Cat and Anton dragged Elena as best they could between the immobilized legs of Dumb Doma, where at least she would be somewhat out of the elements. Baba Yaga tucked her fur coat around Elena like an extra blanket. “This won’t do for long,” she said.
“You’ll freeze to death yourself,” said Anton to the witch.
“Nonsense. I thought I’d take advantage of the sun and improve my color. Anyway, witches are cold-blooded. Mind your own business.”
“Might we at least build a break, something to keep the wind off Elena?” asked Cat.
The witch grunted, shrugged, nodded. “Might buy us a little time.”
“Look,” said Anton. “Over there. Those icicles by the edge of the water. Maybe we could stack them into a break? Or drive their points into the snow and make a kind of stockade fence. Like Fort Apache in the color supplements.”
Since no one had any other ideas, they wandered back to the edge of the iron sea. Anton was right. The frozen shore was broken. All about lay dozens of stalactites of ice, averaging four feet long.
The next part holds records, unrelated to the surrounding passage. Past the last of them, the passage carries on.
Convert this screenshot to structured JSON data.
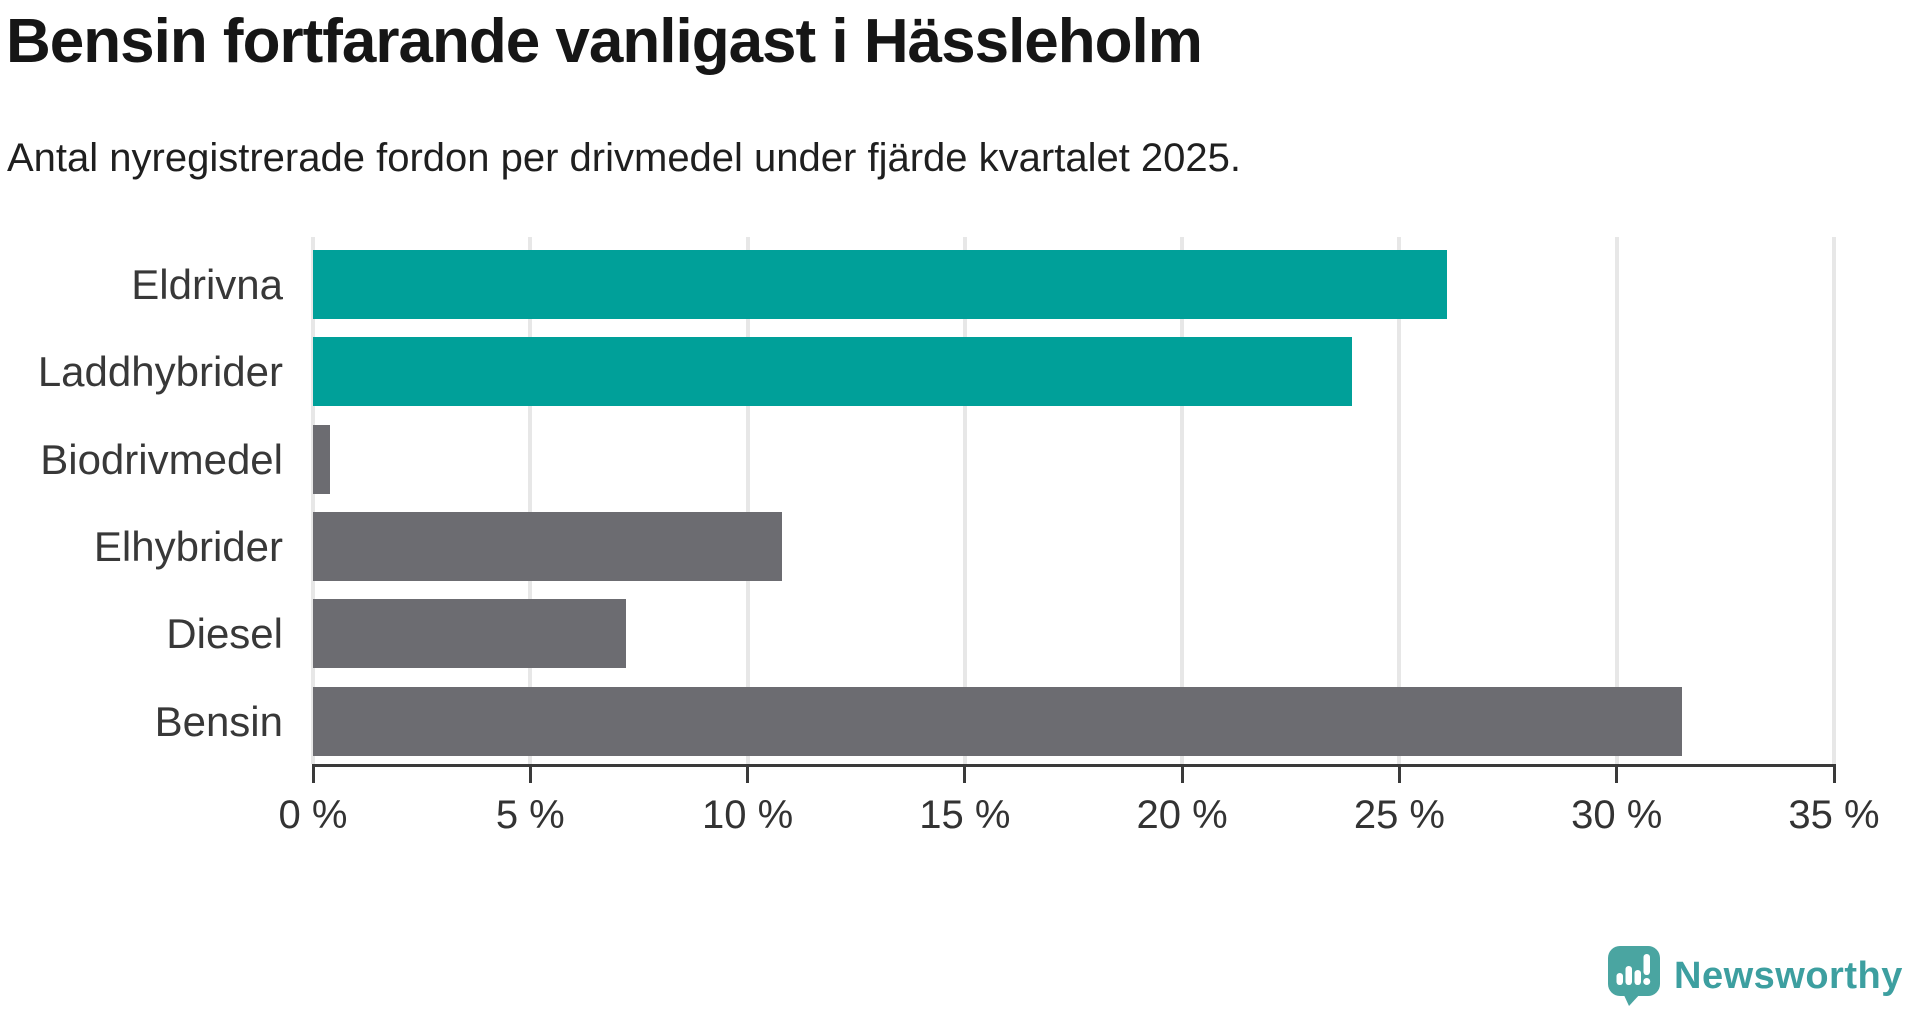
{
  "header": {
    "title": "Bensin fortfarande vanligast i Hässleholm",
    "subtitle": "Antal nyregistrerade fordon per drivmedel under fjärde kvartalet 2025."
  },
  "chart_data": {
    "type": "bar",
    "orientation": "horizontal",
    "title": "Bensin fortfarande vanligast i Hässleholm",
    "subtitle": "Antal nyregistrerade fordon per drivmedel under fjärde kvartalet 2025.",
    "categories": [
      "Eldrivna",
      "Laddhybrider",
      "Biodrivmedel",
      "Elhybrider",
      "Diesel",
      "Bensin"
    ],
    "values": [
      26.1,
      23.9,
      0.4,
      10.8,
      7.2,
      31.5
    ],
    "unit": "%",
    "bar_colors": [
      "teal",
      "teal",
      "gray",
      "gray",
      "gray",
      "gray"
    ],
    "palette": {
      "teal": "#00a099",
      "gray": "#6c6c71"
    },
    "xlim": [
      0,
      35
    ],
    "x_ticks": [
      0,
      5,
      10,
      15,
      20,
      25,
      30,
      35
    ],
    "x_tick_labels": [
      "0 %",
      "5 %",
      "10 %",
      "15 %",
      "20 %",
      "25 %",
      "30 %",
      "35 %"
    ],
    "grid": "vertical",
    "legend": "none",
    "xlabel": "",
    "ylabel": ""
  },
  "branding": {
    "logo_text": "Newsworthy",
    "text_color": "#3d9fa0",
    "icon_color": "#4aa5a1"
  }
}
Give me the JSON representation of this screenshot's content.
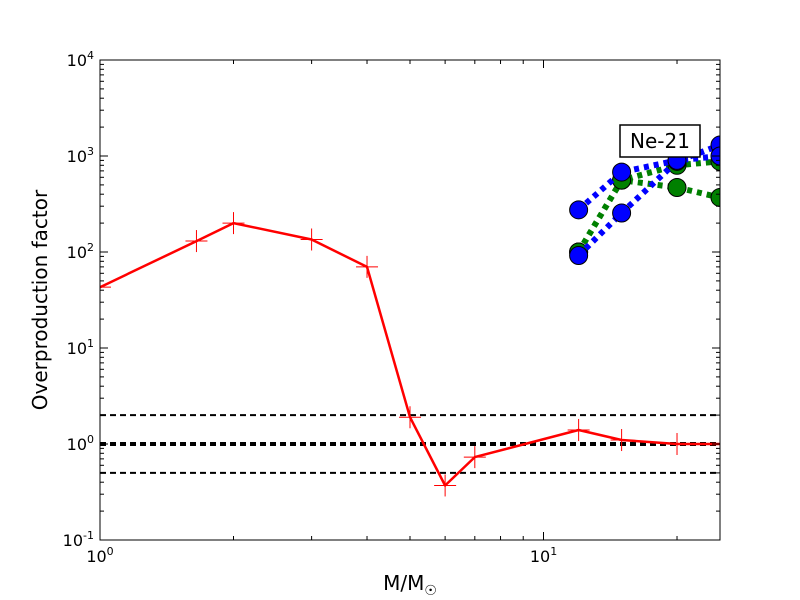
{
  "chart_data": {
    "type": "line",
    "title": "",
    "xlabel": {
      "main": "M/M",
      "sub": "☉"
    },
    "ylabel": "Overproduction factor",
    "xscale": "log",
    "yscale": "log",
    "xlim": [
      1,
      25
    ],
    "ylim": [
      0.1,
      10000
    ],
    "x_ticks": [
      {
        "value": 1,
        "base": "10",
        "exp": "0"
      },
      {
        "value": 10,
        "base": "10",
        "exp": "1"
      }
    ],
    "y_ticks": [
      {
        "value": 0.1,
        "base": "10",
        "exp": "-1"
      },
      {
        "value": 1,
        "base": "10",
        "exp": "0"
      },
      {
        "value": 10,
        "base": "10",
        "exp": "1"
      },
      {
        "value": 100,
        "base": "10",
        "exp": "2"
      },
      {
        "value": 1000,
        "base": "10",
        "exp": "3"
      },
      {
        "value": 10000,
        "base": "10",
        "exp": "4"
      }
    ],
    "grid": false,
    "annotation": "Ne-21",
    "reference_lines": [
      {
        "y": 2,
        "style": "dashed-thin",
        "color": "#000000"
      },
      {
        "y": 1,
        "style": "dashed-thick",
        "color": "#000000"
      },
      {
        "y": 0.5,
        "style": "dashed-thin",
        "color": "#000000"
      }
    ],
    "series": [
      {
        "color": "#ff0000",
        "line": "solid",
        "marker": "plus",
        "x": [
          1,
          1.65,
          2,
          3,
          4,
          5,
          6,
          7,
          12,
          15,
          20,
          25
        ],
        "y": [
          43,
          130,
          200,
          135,
          70,
          1.9,
          0.37,
          0.73,
          1.4,
          1.1,
          1.0,
          1.0
        ]
      },
      {
        "color": "#008000",
        "line": "dotted",
        "marker": "circle",
        "x": [
          12,
          15,
          20,
          25
        ],
        "y": [
          100,
          560,
          470,
          370
        ]
      },
      {
        "color": "#008000",
        "line": "dotted",
        "marker": "circle",
        "x": [
          12,
          15,
          20,
          25
        ],
        "y": [
          100,
          560,
          800,
          880
        ]
      },
      {
        "color": "#0000ff",
        "line": "dotted",
        "marker": "circle",
        "x": [
          12,
          15,
          20,
          25
        ],
        "y": [
          92,
          255,
          880,
          1300
        ]
      },
      {
        "color": "#0000ff",
        "line": "dotted",
        "marker": "circle",
        "x": [
          12,
          15,
          20,
          25
        ],
        "y": [
          275,
          680,
          900,
          1000
        ]
      }
    ]
  }
}
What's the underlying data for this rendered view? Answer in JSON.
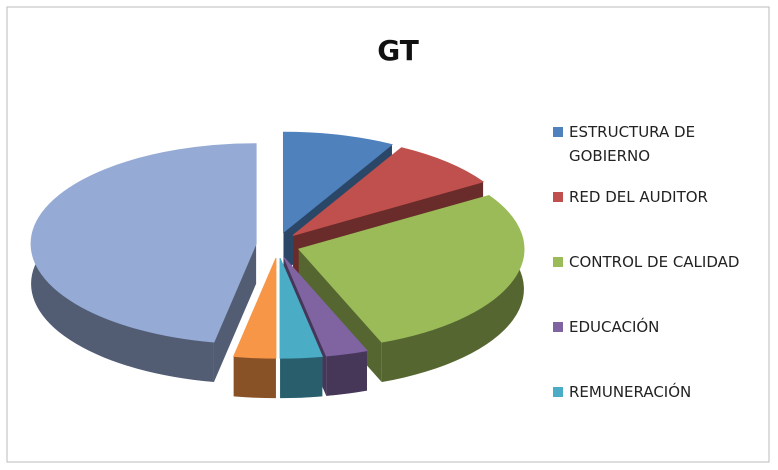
{
  "chart_data": {
    "type": "pie",
    "title": "GT",
    "categories": [
      "ESTRUCTURA DE GOBIERNO",
      "RED DEL AUDITOR",
      "CONTROL DE CALIDAD",
      "EDUCACIÓN",
      "REMUNERACIÓN",
      null,
      null
    ],
    "values": [
      8,
      8,
      28,
      3,
      3,
      3,
      47
    ],
    "colors": [
      "#4f81bd",
      "#c0504d",
      "#9bbb59",
      "#8064a2",
      "#4bacc6",
      "#f79646",
      "#95aad4"
    ],
    "legend": "right"
  }
}
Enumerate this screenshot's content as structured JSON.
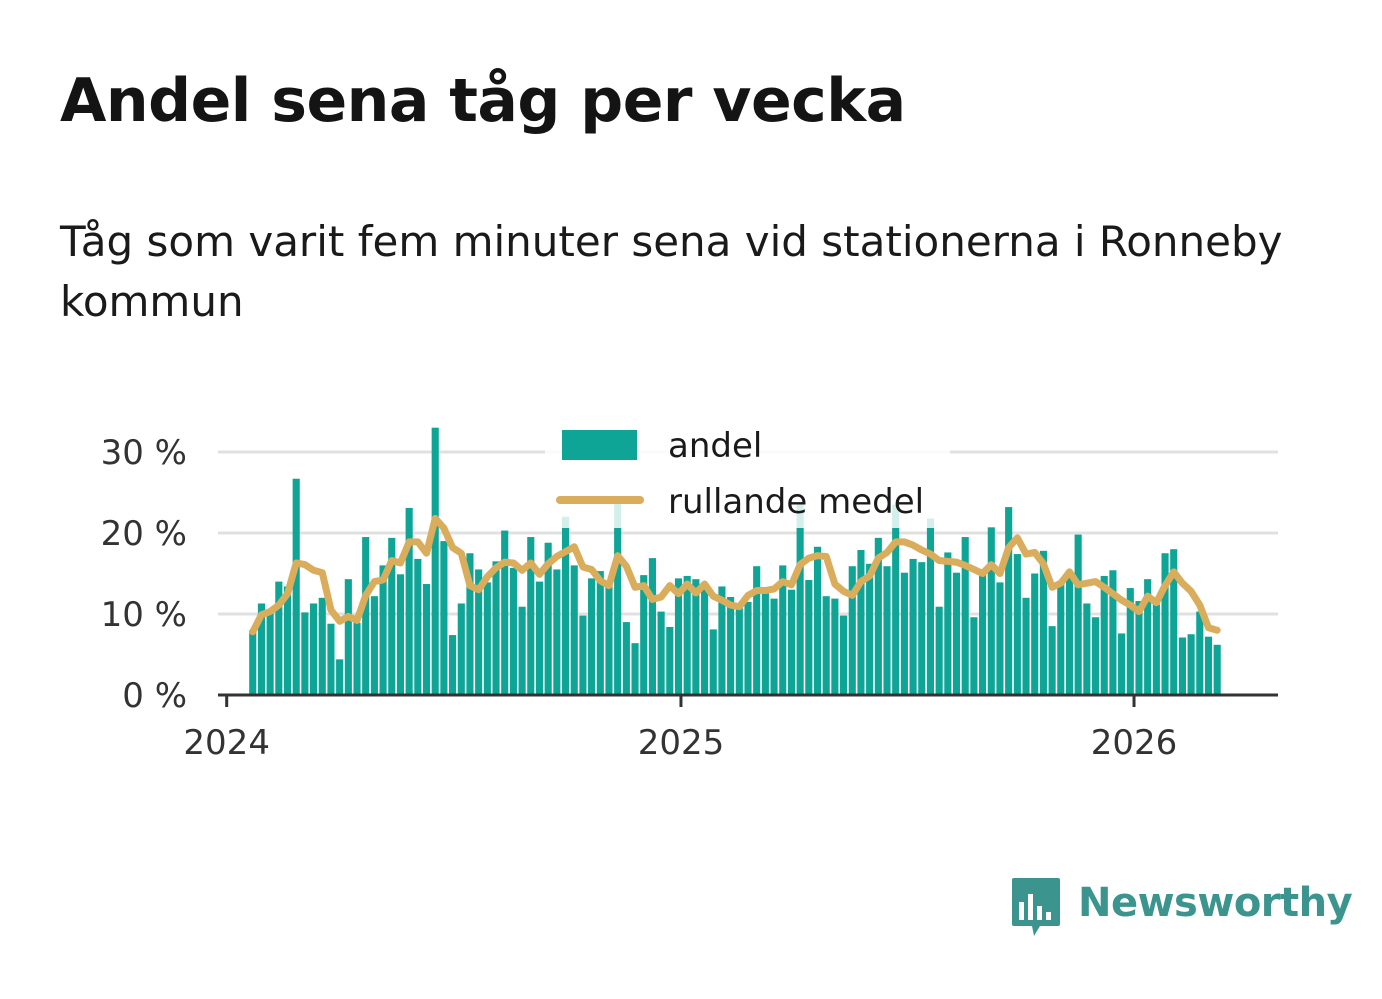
{
  "header": {
    "title": "Andel sena tåg per vecka",
    "subtitle": "Tåg som varit fem minuter sena vid stationerna i Ronneby kommun"
  },
  "brand": {
    "name": "Newsworthy",
    "icon": "bar-chart-speech-bubble-icon",
    "color": "#3c948f"
  },
  "chart_data": {
    "type": "bar",
    "x_axis": {
      "type": "date",
      "range": [
        "2023-12-25",
        "2026-04-27"
      ],
      "ticks": [
        "2024-01-01",
        "2025-01-01",
        "2026-01-01"
      ],
      "tick_labels": [
        "2024",
        "2025",
        "2026"
      ]
    },
    "y_axis": {
      "range": [
        0,
        33
      ],
      "ticks": [
        0,
        10,
        20,
        30
      ],
      "tick_labels": [
        "0 %",
        "10 %",
        "20 %",
        "30 %"
      ],
      "unit": "%"
    },
    "grid": true,
    "legend": {
      "placement": "top-center",
      "entries": [
        "andel",
        "rullande medel"
      ]
    },
    "colors": {
      "andel": "#0ea496",
      "rullande_medel": "#d9ad5c",
      "grid": "#e0e0e0",
      "axis": "#333333"
    },
    "start_week": "2024-01-22",
    "series": [
      {
        "name": "andel",
        "kind": "bar",
        "values": [
          8.0,
          11.3,
          10.3,
          14.0,
          13.4,
          26.7,
          10.2,
          11.3,
          12.0,
          8.8,
          4.4,
          14.3,
          8.9,
          19.5,
          12.2,
          16.0,
          19.4,
          14.9,
          23.1,
          16.8,
          13.7,
          33.0,
          19.0,
          7.4,
          11.3,
          17.5,
          15.5,
          13.9,
          16.5,
          20.3,
          15.7,
          10.9,
          19.5,
          14.0,
          18.8,
          15.5,
          22.0,
          16.0,
          9.8,
          14.4,
          15.3,
          13.8,
          23.8,
          9.0,
          6.4,
          14.8,
          16.9,
          10.3,
          8.4,
          14.4,
          14.7,
          14.3,
          13.5,
          8.1,
          13.4,
          12.1,
          10.9,
          11.5,
          15.9,
          13.2,
          11.9,
          16.0,
          13.0,
          23.7,
          14.2,
          18.3,
          12.2,
          11.9,
          9.8,
          15.9,
          17.9,
          16.2,
          19.4,
          15.9,
          23.5,
          15.1,
          16.8,
          16.4,
          21.8,
          10.9,
          17.6,
          15.1,
          19.5,
          9.6,
          14.9,
          20.7,
          13.9,
          23.2,
          17.4,
          12.0,
          15.0,
          17.8,
          8.5,
          13.7,
          15.0,
          19.8,
          11.3,
          9.6,
          14.7,
          15.4,
          7.6,
          13.2,
          11.6,
          14.3,
          11.2,
          17.5,
          18.0,
          7.1,
          7.5,
          10.3,
          7.2,
          6.2
        ]
      },
      {
        "name": "rullande medel",
        "kind": "line",
        "values": [
          7.8,
          9.9,
          10.3,
          11.1,
          12.5,
          16.3,
          16.1,
          15.4,
          15.1,
          10.5,
          9.1,
          9.7,
          9.2,
          12.3,
          14.0,
          14.2,
          16.6,
          16.3,
          18.9,
          18.9,
          17.5,
          21.8,
          20.6,
          18.2,
          17.5,
          13.5,
          13.0,
          14.6,
          15.7,
          16.4,
          16.3,
          15.4,
          16.3,
          14.9,
          16.2,
          17.1,
          17.7,
          18.3,
          15.8,
          15.5,
          14.1,
          13.5,
          17.2,
          15.9,
          13.3,
          13.5,
          11.8,
          12.1,
          13.5,
          12.5,
          13.7,
          12.6,
          13.7,
          12.2,
          11.7,
          11.1,
          10.9,
          12.3,
          12.9,
          12.9,
          13.1,
          14.0,
          13.6,
          16.1,
          16.9,
          17.2,
          17.1,
          13.7,
          12.8,
          12.3,
          14.0,
          14.7,
          16.9,
          17.6,
          18.9,
          18.9,
          18.5,
          17.9,
          17.4,
          16.6,
          16.5,
          16.4,
          16.0,
          15.5,
          15.0,
          16.1,
          15.0,
          18.2,
          19.4,
          17.4,
          17.6,
          16.2,
          13.3,
          13.8,
          15.2,
          13.6,
          13.8,
          14.0,
          13.3,
          12.5,
          11.7,
          11.1,
          10.3,
          12.2,
          11.4,
          13.5,
          15.2,
          13.8,
          12.8,
          11.1,
          8.3,
          8.0
        ]
      }
    ]
  }
}
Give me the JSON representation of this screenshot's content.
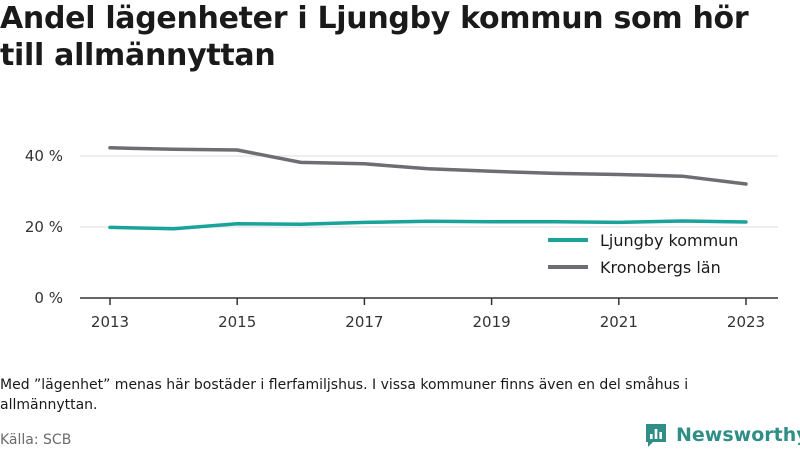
{
  "title": "Andel lägenheter i Ljungby kommun som hör till allmännyttan",
  "note": "Med ”lägenhet” menas här bostäder i flerfamiljshus. I vissa kommuner finns även en del småhus i allmännyttan.",
  "source": "Källa: SCB",
  "brand": {
    "name": "Newsworthy",
    "icon": "newsworthy-logo-icon",
    "color": "#2f8f86"
  },
  "chart_data": {
    "type": "line",
    "x": [
      2013,
      2014,
      2015,
      2016,
      2017,
      2018,
      2019,
      2020,
      2021,
      2022,
      2023
    ],
    "x_tick_labels": [
      "2013",
      "2015",
      "2017",
      "2019",
      "2021",
      "2023"
    ],
    "y_tick_labels": [
      "0 %",
      "20 %",
      "40 %"
    ],
    "ylim": [
      0,
      45
    ],
    "xlabel": "",
    "ylabel": "",
    "grid": true,
    "legend_position": "bottom-right",
    "series": [
      {
        "name": "Ljungby kommun",
        "color": "#1aa39a",
        "values": [
          19.9,
          19.5,
          20.9,
          20.8,
          21.3,
          21.6,
          21.5,
          21.5,
          21.3,
          21.7,
          21.4
        ]
      },
      {
        "name": "Kronobergs län",
        "color": "#6e6d73",
        "values": [
          42.3,
          41.9,
          41.7,
          38.2,
          37.8,
          36.4,
          35.7,
          35.1,
          34.8,
          34.3,
          32.1
        ]
      }
    ]
  }
}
They were portable, hadn’t frozen together.
The witch: “Very nice dripstones, these, highest quality. My question is, where did they fall from? The moon?”
The ice-dragon had not spoken for a time, but at the mention of the moon, it opened its eye again. “They belong to me. Leave them alone.” It breathed a pinkish plume of air that turned the color of rot against the albumen sky. The sun had gone halfway along the rim of the world and was starting to descend. “Those are my old bones. When I can’t sleep for all those tides of sound, I chew ice. Teeth break off.” Its snout scraped along the shoreline as if to demonstrate. The jaw opened. A sight you’d prefer never to have seen, and it will not be described here.